Она вытерла мои слёзы и сказала:
– Убей меня и прими.
– Мама, нет!
Я упала перед ней на колени. Пака с Вером аж перекосило, стояли прибитые. Молчали.
– Девочка моя, – нежно, как ручей, жур-жур, – убей. Ты ведь убивала уже.
– Ты не Эда!
– Эда, разве нет.
И обратилась этой мерзкой, белоглазой.
– Заберу у тебя его, твоего Пака. Он будет моим!
Сработало. Я и так вся на винтах, а тут ещё эта к Паку лезет! На шею вешается.
Спиной ко мне.
А зря.
Я ж, разъяренная, белого света не вижу. Кароч, пронзила ей спину рукой и выдрала позвоночник.

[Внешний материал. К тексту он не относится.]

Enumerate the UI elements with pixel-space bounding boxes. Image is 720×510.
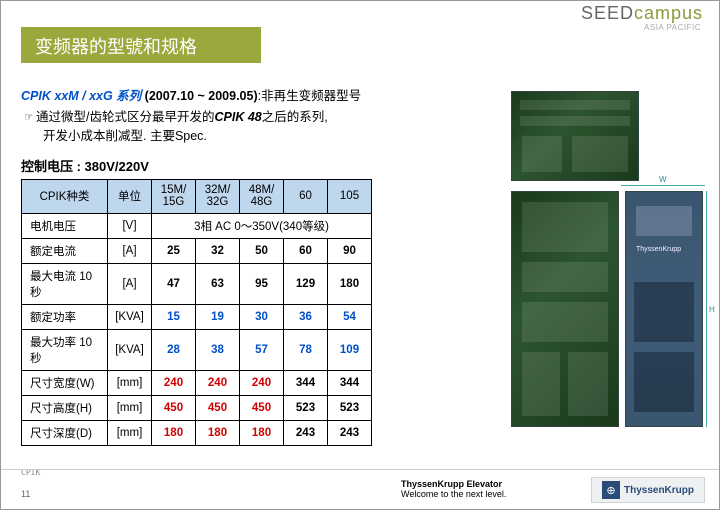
table-header: CPIK种类 [22, 179, 108, 213]
pcb-image-1 [511, 91, 639, 181]
row-value: 450 [152, 395, 196, 420]
row-value: 180 [152, 420, 196, 445]
product-images: W W1 ThyssenKrupp H [511, 91, 707, 431]
series-dates: (2007.10 ~ 2009.05) [145, 89, 258, 103]
row-value: 63 [196, 263, 240, 304]
row-value: 25 [152, 238, 196, 263]
table-header: 32M/32G [196, 179, 240, 213]
table-header: 48M/48G [240, 179, 284, 213]
logo-subtitle: ASIA PACIFIC [644, 23, 701, 32]
row-label: 额定功率 [22, 304, 108, 329]
logo-right: campus [634, 3, 703, 23]
pcb-brand-label: ThyssenKrupp [636, 246, 681, 253]
row-label: 电机电压 [22, 213, 108, 238]
row-unit: [KVA] [108, 304, 152, 329]
row-value: 243 [328, 420, 372, 445]
row-value: 180 [196, 420, 240, 445]
logo-text: ThyssenKrupp [624, 485, 694, 496]
row-value: 450 [240, 395, 284, 420]
row-value: 50 [240, 238, 284, 263]
table-row: 最大功率 10秒[KVA]28385778109 [22, 329, 372, 370]
brand-logo: SEEDcampus [581, 3, 703, 24]
bullet-text-1: 通过微型/齿轮式区分最早开发的 [36, 110, 214, 124]
row-value: 32 [196, 238, 240, 263]
row-label: 尺寸宽度(W) [22, 370, 108, 395]
logo-left: SEED [581, 3, 634, 23]
row-value: 240 [152, 370, 196, 395]
footer-company: ThyssenKrupp Elevator Welcome to the nex… [401, 479, 506, 499]
footer: 11 ThyssenKrupp Elevator Welcome to the … [1, 469, 719, 509]
series-name: CPIK xxM / xxG 系列 [21, 89, 141, 103]
row-label: 尺寸高度(H) [22, 395, 108, 420]
series-note: :非再生变频器型号 [258, 89, 361, 103]
row-value: 28 [152, 329, 196, 370]
spec-table: CPIK种类单位15M/15G32M/32G48M/48G60105电机电压[V… [21, 179, 372, 446]
row-unit: [mm] [108, 395, 152, 420]
dim-w: W [659, 175, 667, 184]
row-unit: [A] [108, 238, 152, 263]
table-row: 额定功率[KVA]1519303654 [22, 304, 372, 329]
table-row: 尺寸宽度(W)[mm]240240240344344 [22, 370, 372, 395]
row-value: 450 [196, 395, 240, 420]
row-value: 180 [328, 263, 372, 304]
row-value: 78 [284, 329, 328, 370]
table-row: 尺寸深度(D)[mm]180180180243243 [22, 420, 372, 445]
pcb-image-2 [511, 191, 619, 427]
footer-company-name: ThyssenKrupp Elevator [401, 479, 506, 489]
row-value: 38 [196, 329, 240, 370]
thyssenkrupp-logo: ⊕ ThyssenKrupp [591, 477, 705, 503]
row-unit: [V] [108, 213, 152, 238]
table-header: 单位 [108, 179, 152, 213]
row-value: 344 [284, 370, 328, 395]
table-row: 额定电流[A]2532506090 [22, 238, 372, 263]
row-span-value: 3相 AC 0～350V(340等级) [152, 213, 372, 238]
row-unit: [A] [108, 263, 152, 304]
row-unit: [mm] [108, 370, 152, 395]
row-value: 240 [240, 370, 284, 395]
row-value: 95 [240, 263, 284, 304]
row-label: 最大功率 10秒 [22, 329, 108, 370]
row-value: 54 [328, 304, 372, 329]
row-value: 36 [284, 304, 328, 329]
row-value: 180 [240, 420, 284, 445]
row-value: 523 [284, 395, 328, 420]
row-value: 15 [152, 304, 196, 329]
row-value: 523 [328, 395, 372, 420]
row-value: 30 [240, 304, 284, 329]
row-value: 129 [284, 263, 328, 304]
table-header: 60 [284, 179, 328, 213]
row-unit: [mm] [108, 420, 152, 445]
bullet-arrow-icon: ☞ [25, 109, 33, 124]
row-value: 90 [328, 238, 372, 263]
row-value: 57 [240, 329, 284, 370]
page-title: 变频器的型號和规格 [21, 27, 261, 63]
row-value: 47 [152, 263, 196, 304]
table-row: 尺寸高度(H)[mm]450450450523523 [22, 395, 372, 420]
row-value: 19 [196, 304, 240, 329]
row-label: 额定电流 [22, 238, 108, 263]
page-number: 11 [21, 489, 30, 499]
row-unit: [KVA] [108, 329, 152, 370]
row-label: 最大电流 10秒 [22, 263, 108, 304]
cpik48-label: CPIK 48 [215, 110, 262, 124]
row-value: 240 [196, 370, 240, 395]
row-value: 243 [284, 420, 328, 445]
row-value: 344 [328, 370, 372, 395]
dim-h: H [709, 305, 715, 314]
row-value: 109 [328, 329, 372, 370]
table-row: 电机电压[V]3相 AC 0～350V(340等级) [22, 213, 372, 238]
logo-icon: ⊕ [602, 481, 620, 499]
row-label: 尺寸深度(D) [22, 420, 108, 445]
row-value: 60 [284, 238, 328, 263]
bullet-text-1b: 之后的系列, [262, 110, 328, 124]
footer-tagline: Welcome to the next level. [401, 489, 506, 499]
pcb-image-3: ThyssenKrupp [625, 191, 703, 427]
table-header: 15M/15G [152, 179, 196, 213]
table-header: 105 [328, 179, 372, 213]
table-row: 最大电流 10秒[A]476395129180 [22, 263, 372, 304]
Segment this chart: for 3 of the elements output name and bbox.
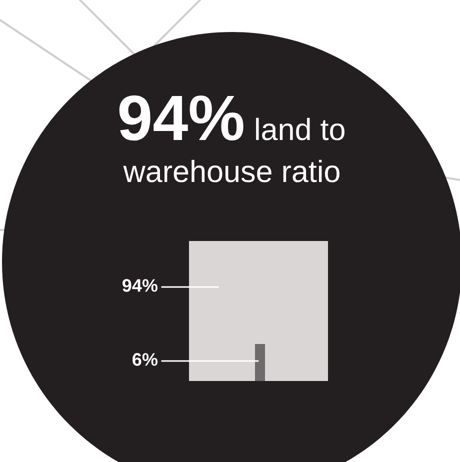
data-label: 94% (122, 279, 158, 292)
data-label: 6% (132, 353, 158, 366)
text: 94% (119, 95, 244, 141)
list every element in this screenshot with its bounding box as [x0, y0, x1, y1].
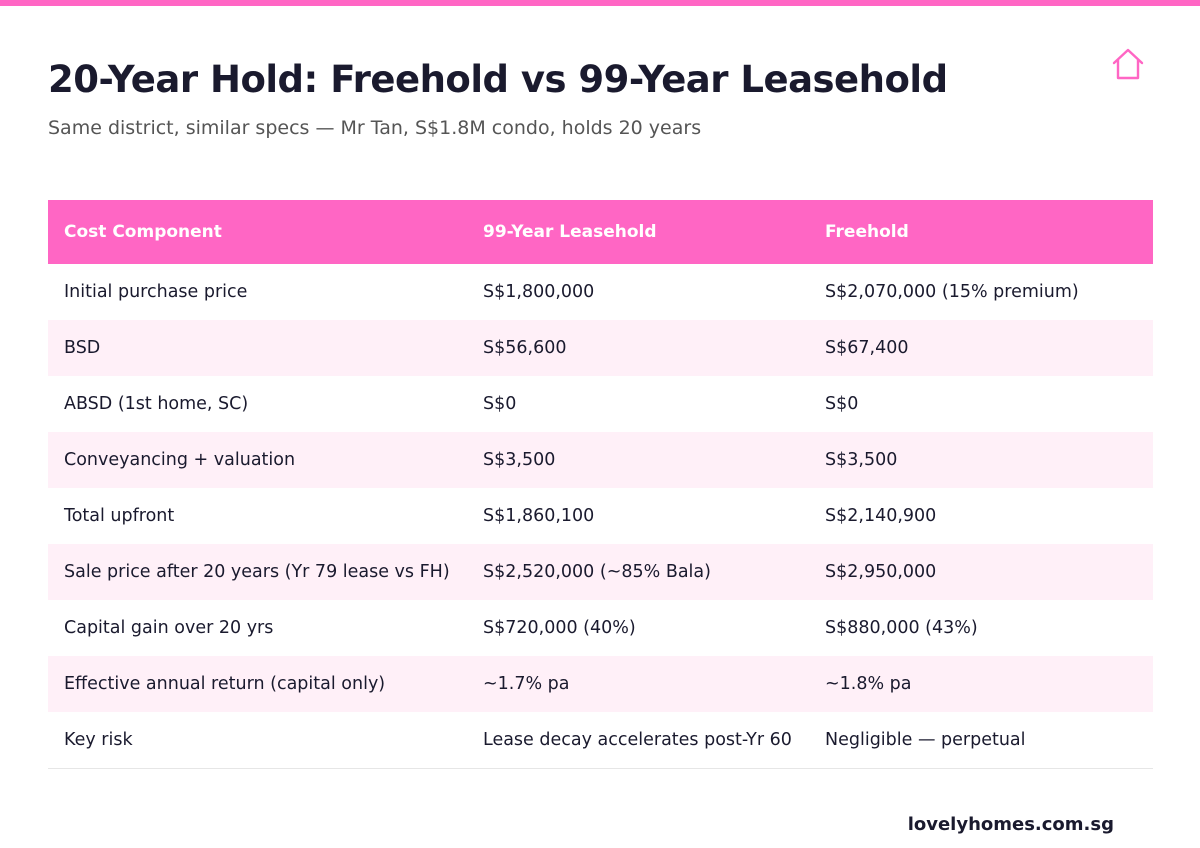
- table-row: ABSD (1st home, SC) S$0 S$0: [48, 376, 1153, 432]
- row-label: Capital gain over 20 yrs: [64, 618, 274, 638]
- row-label: Conveyancing + valuation: [48, 432, 467, 488]
- freehold-value: S$67,400: [809, 320, 1153, 376]
- header-leasehold: 99-Year Leasehold: [467, 200, 809, 264]
- table-row: Initial purchase price S$1,800,000 S$2,0…: [48, 264, 1153, 320]
- leasehold-value: S$1,800,000: [483, 282, 595, 302]
- freehold-value: S$2,140,900: [825, 506, 937, 526]
- table-row: Key risk Lease decay accelerates post-Yr…: [48, 712, 1153, 769]
- leasehold-value: S$1,860,100: [483, 506, 595, 526]
- leasehold-value: ~1.7% pa: [467, 656, 809, 712]
- page-subtitle: Same district, similar specs — Mr Tan, S…: [48, 117, 702, 139]
- header-freehold: Freehold: [809, 200, 1153, 264]
- row-label: Key risk: [48, 712, 467, 769]
- row-label: Effective annual return (capital only): [48, 656, 467, 712]
- leasehold-value: Lease decay accelerates post-Yr 60: [467, 712, 809, 769]
- leasehold-value: S$2,520,000 (~85% Bala): [467, 544, 809, 600]
- freehold-value: Negligible — perpetual: [809, 712, 1153, 769]
- brand-footer: lovelyhomes.com.sg: [907, 814, 1114, 835]
- row-label: ABSD (1st home, SC): [64, 394, 249, 414]
- table-row: Sale price after 20 years (Yr 79 lease v…: [48, 544, 1153, 600]
- table-row: Total upfront S$1,860,100 S$2,140,900: [48, 488, 1153, 544]
- row-label: BSD: [48, 320, 467, 376]
- table-header-row: Cost Component 99-Year Leasehold Freehol…: [48, 200, 1153, 264]
- table-row: BSD S$56,600 S$67,400: [48, 320, 1153, 376]
- leasehold-value: S$0: [483, 394, 517, 414]
- leasehold-value: S$3,500: [467, 432, 809, 488]
- page-title: 20-Year Hold: Freehold vs 99-Year Leaseh…: [48, 58, 948, 101]
- table-row: Capital gain over 20 yrs S$720,000 (40%)…: [48, 600, 1153, 656]
- freehold-value: S$2,070,000 (15% premium): [825, 282, 1079, 302]
- row-label: Initial purchase price: [64, 282, 248, 302]
- top-accent-bar: [0, 0, 1200, 6]
- row-label: Sale price after 20 years (Yr 79 lease v…: [48, 544, 467, 600]
- table-row: Effective annual return (capital only) ~…: [48, 656, 1153, 712]
- freehold-value: ~1.8% pa: [809, 656, 1153, 712]
- row-label: Total upfront: [64, 506, 175, 526]
- comparison-table: Cost Component 99-Year Leasehold Freehol…: [48, 200, 1153, 769]
- table-row: Conveyancing + valuation S$3,500 S$3,500: [48, 432, 1153, 488]
- freehold-value: S$3,500: [809, 432, 1153, 488]
- freehold-value: S$0: [825, 394, 859, 414]
- header-cost-component: Cost Component: [48, 200, 467, 264]
- leasehold-value: S$56,600: [467, 320, 809, 376]
- freehold-value: S$2,950,000: [809, 544, 1153, 600]
- freehold-value: S$880,000 (43%): [825, 618, 978, 638]
- leasehold-value: S$720,000 (40%): [483, 618, 636, 638]
- house-icon: [1112, 48, 1144, 80]
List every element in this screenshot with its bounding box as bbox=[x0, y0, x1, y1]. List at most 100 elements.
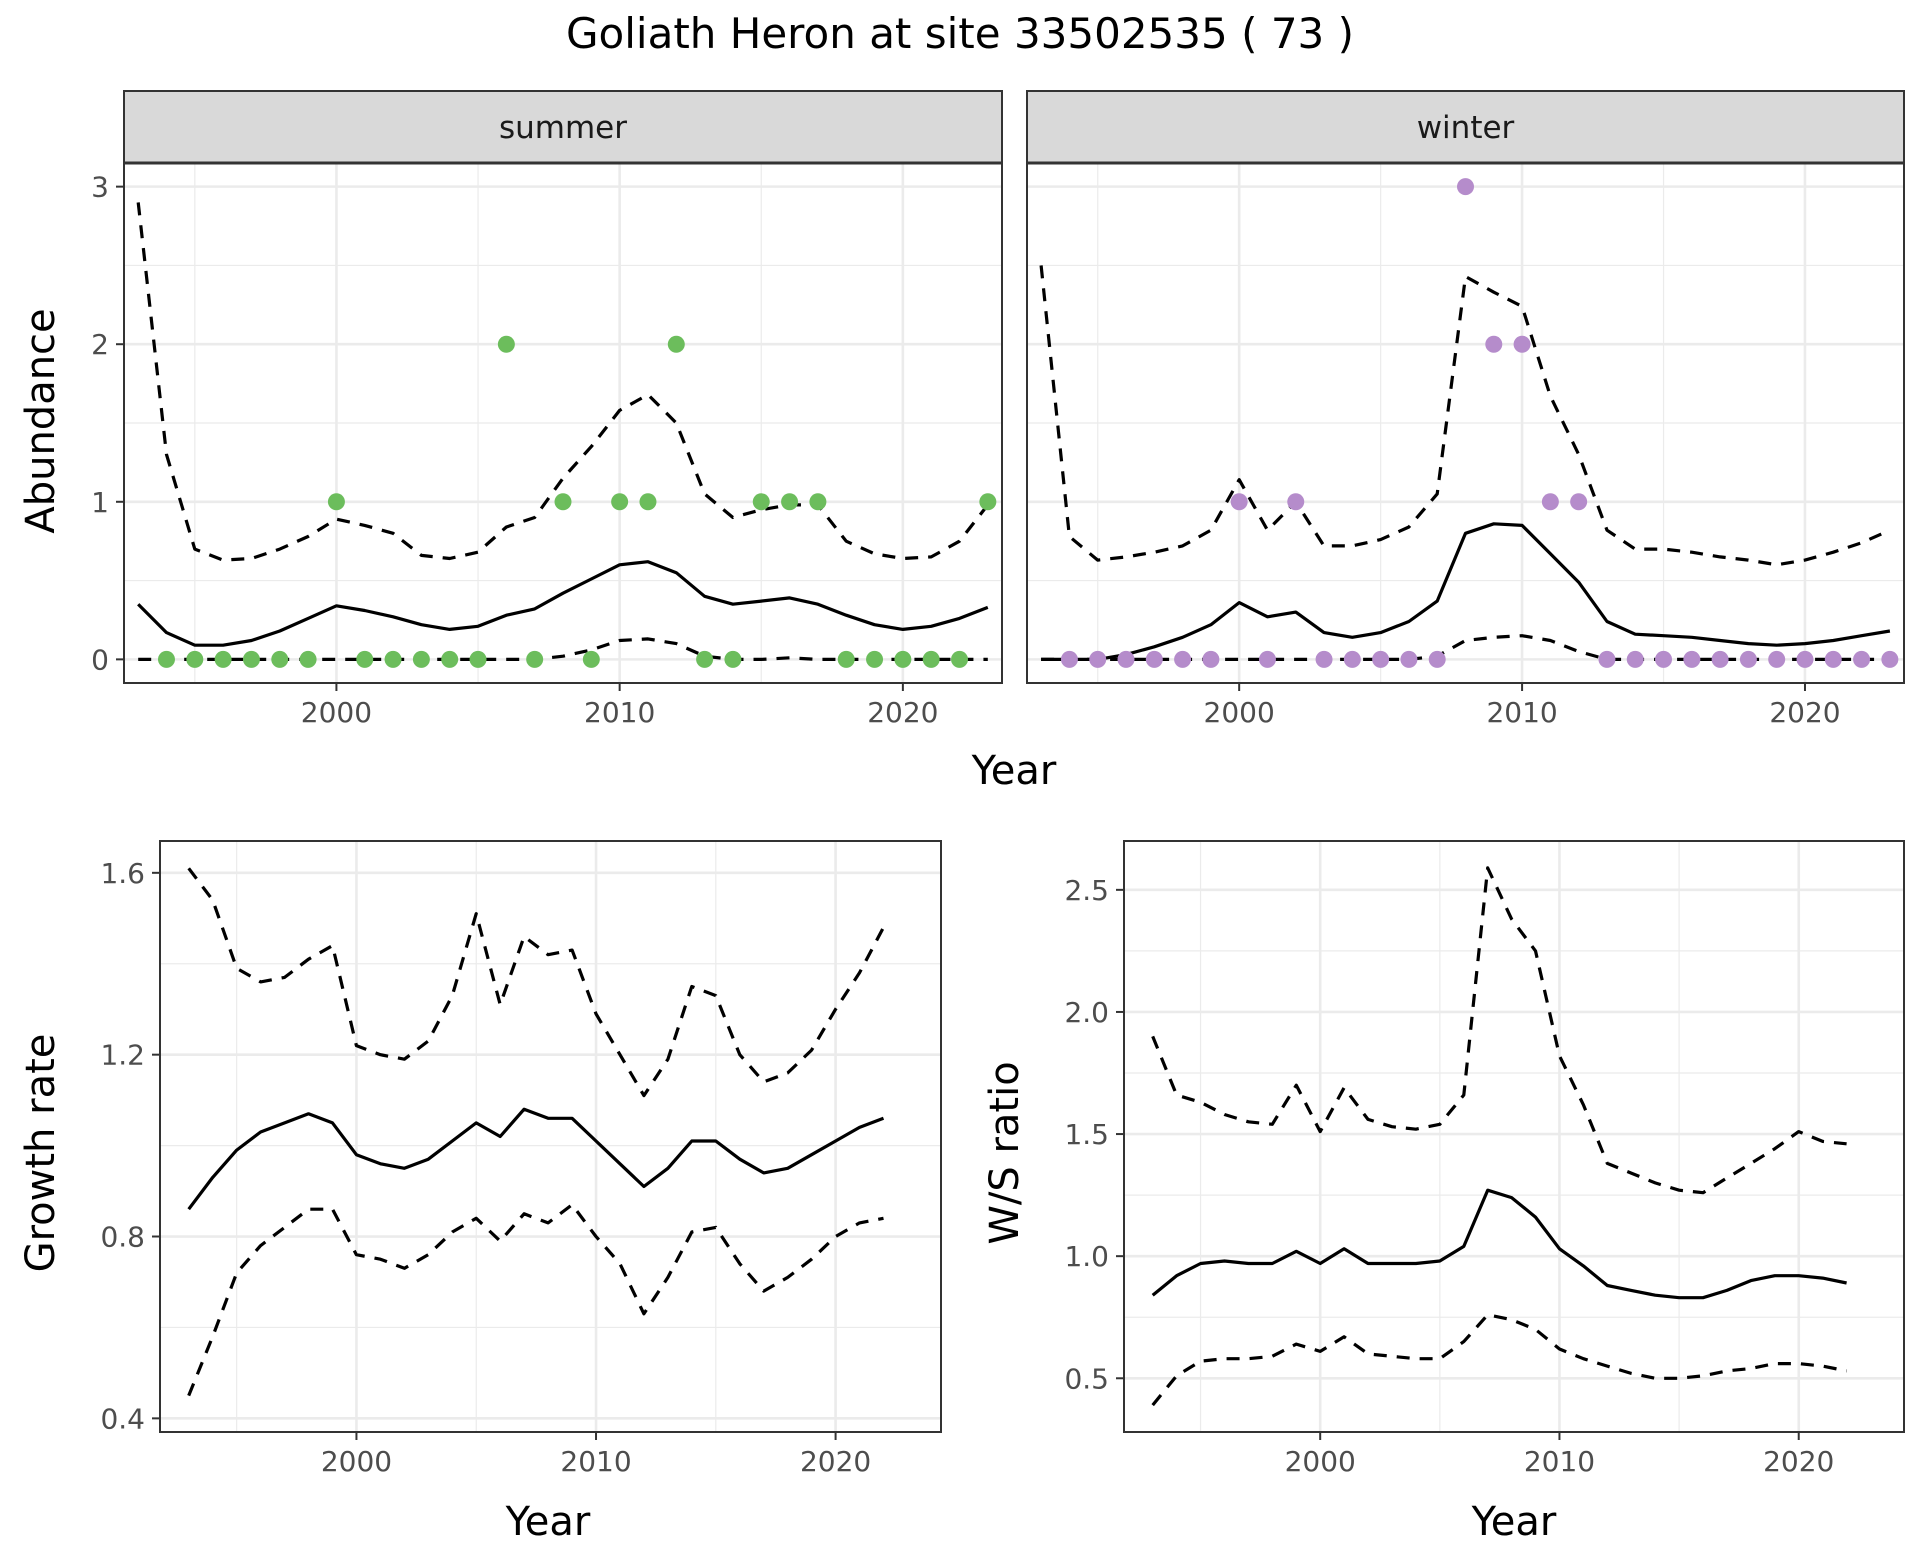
winter-data-point bbox=[1343, 650, 1361, 668]
winter-data-point bbox=[1881, 650, 1899, 668]
abundance-x-axis-title: Year bbox=[971, 748, 1057, 794]
winter-data-point bbox=[1655, 650, 1673, 668]
ws-y-tick-label: 2.0 bbox=[1064, 996, 1109, 1029]
summer-x-tick-label: 2020 bbox=[867, 696, 938, 729]
winter-data-point bbox=[1202, 650, 1220, 668]
growth-rate-chart: 2000 2010 2020 0.4 0.8 1.2 1.6 Year Growth rat… bbox=[18, 840, 942, 1545]
summer-estimate-line bbox=[137, 560, 989, 647]
ws-x-tick-label: 2010 bbox=[1524, 1445, 1595, 1478]
summer-data-point bbox=[667, 335, 685, 353]
ws-x-tick-label: 2000 bbox=[1285, 1445, 1356, 1478]
growth-y-tick-label: 0.4 bbox=[100, 1402, 145, 1435]
growth-y-axis-title: Growth rate bbox=[18, 1034, 64, 1273]
summer-data-point bbox=[639, 493, 657, 511]
winter-data-point bbox=[1287, 493, 1305, 511]
growth-estimate-line bbox=[187, 1107, 885, 1211]
summer-data-point bbox=[696, 650, 714, 668]
winter-data-point bbox=[1174, 650, 1192, 668]
summer-data-point bbox=[441, 650, 459, 668]
ws-y-tick-label: 1.0 bbox=[1064, 1240, 1109, 1273]
ws-y-axis-title: W/S ratio bbox=[982, 1061, 1028, 1244]
summer-strip bbox=[123, 90, 1003, 164]
winter-estimate-line bbox=[1041, 522, 1891, 661]
panel-winter: winter 2000 2010 2020 bbox=[1026, 90, 1905, 729]
panel-summer: summer 2000 2010 2020 0 1 2 3 bbox=[91, 90, 1003, 729]
ws-x-tick-label: 2020 bbox=[1763, 1445, 1834, 1478]
ws-y-tick-label: 2.5 bbox=[1064, 874, 1109, 907]
winter-data-point bbox=[1145, 650, 1163, 668]
summer-data-point bbox=[214, 650, 232, 668]
summer-data-point bbox=[299, 650, 317, 668]
summer-data-point bbox=[809, 493, 827, 511]
ws-estimate-line bbox=[1151, 1188, 1847, 1300]
winter-data-point bbox=[1683, 650, 1701, 668]
growth-y-tick-label: 0.8 bbox=[100, 1221, 145, 1254]
summer-data-point bbox=[866, 650, 884, 668]
winter-data-point bbox=[1513, 335, 1531, 353]
winter-data-point bbox=[1824, 650, 1842, 668]
growth-panel-border bbox=[159, 840, 942, 1433]
growth-x-tick-label: 2000 bbox=[321, 1445, 392, 1478]
growth-upper-bound-line bbox=[187, 867, 885, 1098]
winter-data-point bbox=[1768, 650, 1786, 668]
summer-y-tick-label: 2 bbox=[91, 328, 109, 361]
summer-data-point bbox=[497, 335, 515, 353]
summer-data-point bbox=[894, 650, 912, 668]
summer-data-point bbox=[242, 650, 260, 668]
growth-x-tick-label: 2020 bbox=[800, 1445, 871, 1478]
ws-y-tick-label: 1.5 bbox=[1064, 1118, 1109, 1151]
summer-data-point bbox=[979, 493, 997, 511]
winter-data-point bbox=[1739, 650, 1757, 668]
winter-data-point bbox=[1598, 650, 1616, 668]
summer-data-point bbox=[554, 493, 572, 511]
summer-data-point bbox=[271, 650, 289, 668]
winter-x-tick-label: 2020 bbox=[1769, 696, 1840, 729]
summer-data-point bbox=[951, 650, 969, 668]
summer-data-point bbox=[157, 650, 175, 668]
summer-data-point bbox=[384, 650, 402, 668]
ws-x-axis-title: Year bbox=[1471, 1499, 1557, 1545]
summer-data-point bbox=[837, 650, 855, 668]
winter-data-point bbox=[1089, 650, 1107, 668]
summer-x-tick-label: 2000 bbox=[301, 696, 372, 729]
growth-x-axis-title: Year bbox=[505, 1499, 591, 1545]
winter-data-point bbox=[1372, 650, 1390, 668]
ws-ratio-chart: 2000 2010 2020 0.5 1.0 1.5 2.0 2.5 Year W/S rat… bbox=[982, 840, 1905, 1545]
summer-y-tick-label: 0 bbox=[91, 643, 109, 676]
summer-data-point bbox=[327, 493, 345, 511]
winter-upper-bound-line bbox=[1039, 265, 1891, 567]
ws-upper-bound-line bbox=[1151, 866, 1847, 1195]
winter-data-point bbox=[1541, 493, 1559, 511]
ws-y-tick-label: 0.5 bbox=[1064, 1362, 1109, 1395]
summer-data-point bbox=[526, 650, 544, 668]
winter-data-point bbox=[1258, 650, 1276, 668]
winter-x-tick-label: 2010 bbox=[1486, 696, 1557, 729]
winter-x-tick-label: 2000 bbox=[1204, 696, 1275, 729]
summer-data-point bbox=[412, 650, 430, 668]
summer-data-point bbox=[724, 650, 742, 668]
ws-panel-background bbox=[1124, 841, 1904, 1432]
summer-data-point bbox=[186, 650, 204, 668]
growth-x-tick-label: 2010 bbox=[560, 1445, 631, 1478]
abundance-chart: summer 2000 2010 2020 0 1 2 3 winter 2000 2010 202… bbox=[18, 90, 1905, 794]
winter-data-point bbox=[1428, 650, 1446, 668]
summer-data-point bbox=[922, 650, 940, 668]
summer-data-point bbox=[356, 650, 374, 668]
growth-lower-bound-line bbox=[187, 1203, 884, 1397]
winter-data-point bbox=[1853, 650, 1871, 668]
ws-panel-border bbox=[1123, 840, 1905, 1433]
winter-data-point bbox=[1711, 650, 1729, 668]
winter-data-point bbox=[1230, 493, 1248, 511]
abundance-y-axis-title: Abundance bbox=[18, 308, 64, 533]
winter-data-point bbox=[1117, 650, 1135, 668]
winter-data-point bbox=[1315, 650, 1333, 668]
panel-growth: 2000 2010 2020 0.4 0.8 1.2 1.6 bbox=[100, 840, 942, 1478]
summer-data-point bbox=[611, 493, 629, 511]
summer-x-tick-label: 2010 bbox=[584, 696, 655, 729]
winter-data-point bbox=[1485, 335, 1503, 353]
winter-strip-label: winter bbox=[1417, 110, 1515, 146]
winter-data-point bbox=[1626, 650, 1644, 668]
summer-data-point bbox=[781, 493, 799, 511]
summer-upper-bound-line bbox=[136, 202, 990, 562]
growth-y-tick-label: 1.2 bbox=[100, 1039, 145, 1072]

Она повернулась, улыбнулась уже мамой:
– Умница, девочка.
И рассыпалась в золотую пыль. А у меня в руке – роза. Белая, сияет и в каплях крови.
И рухнуло всё махом.
Больше я их никогда не видела.
А потом меня нашёл этот дед, Карпыч, кажется, вот.
***
…вываливаю всё это пустоте.
С самого начала – как мы с Тотошкой ходили к дому до неба, а потом про сонника, про Фила, Машку, про Огород, маму и ребят, про тех мужиков в другом мире, которые думала, что спящие…
Всё-всё.
Прорывает.
У пустоты Тодоровы уши. И слушает он клёво. Не перебивает, суёт в руки сигарету, подкуривает. Я шмалю одну за другой, таращусь в костёр, где коптит и воняет какая-то дрянь – наш ужин.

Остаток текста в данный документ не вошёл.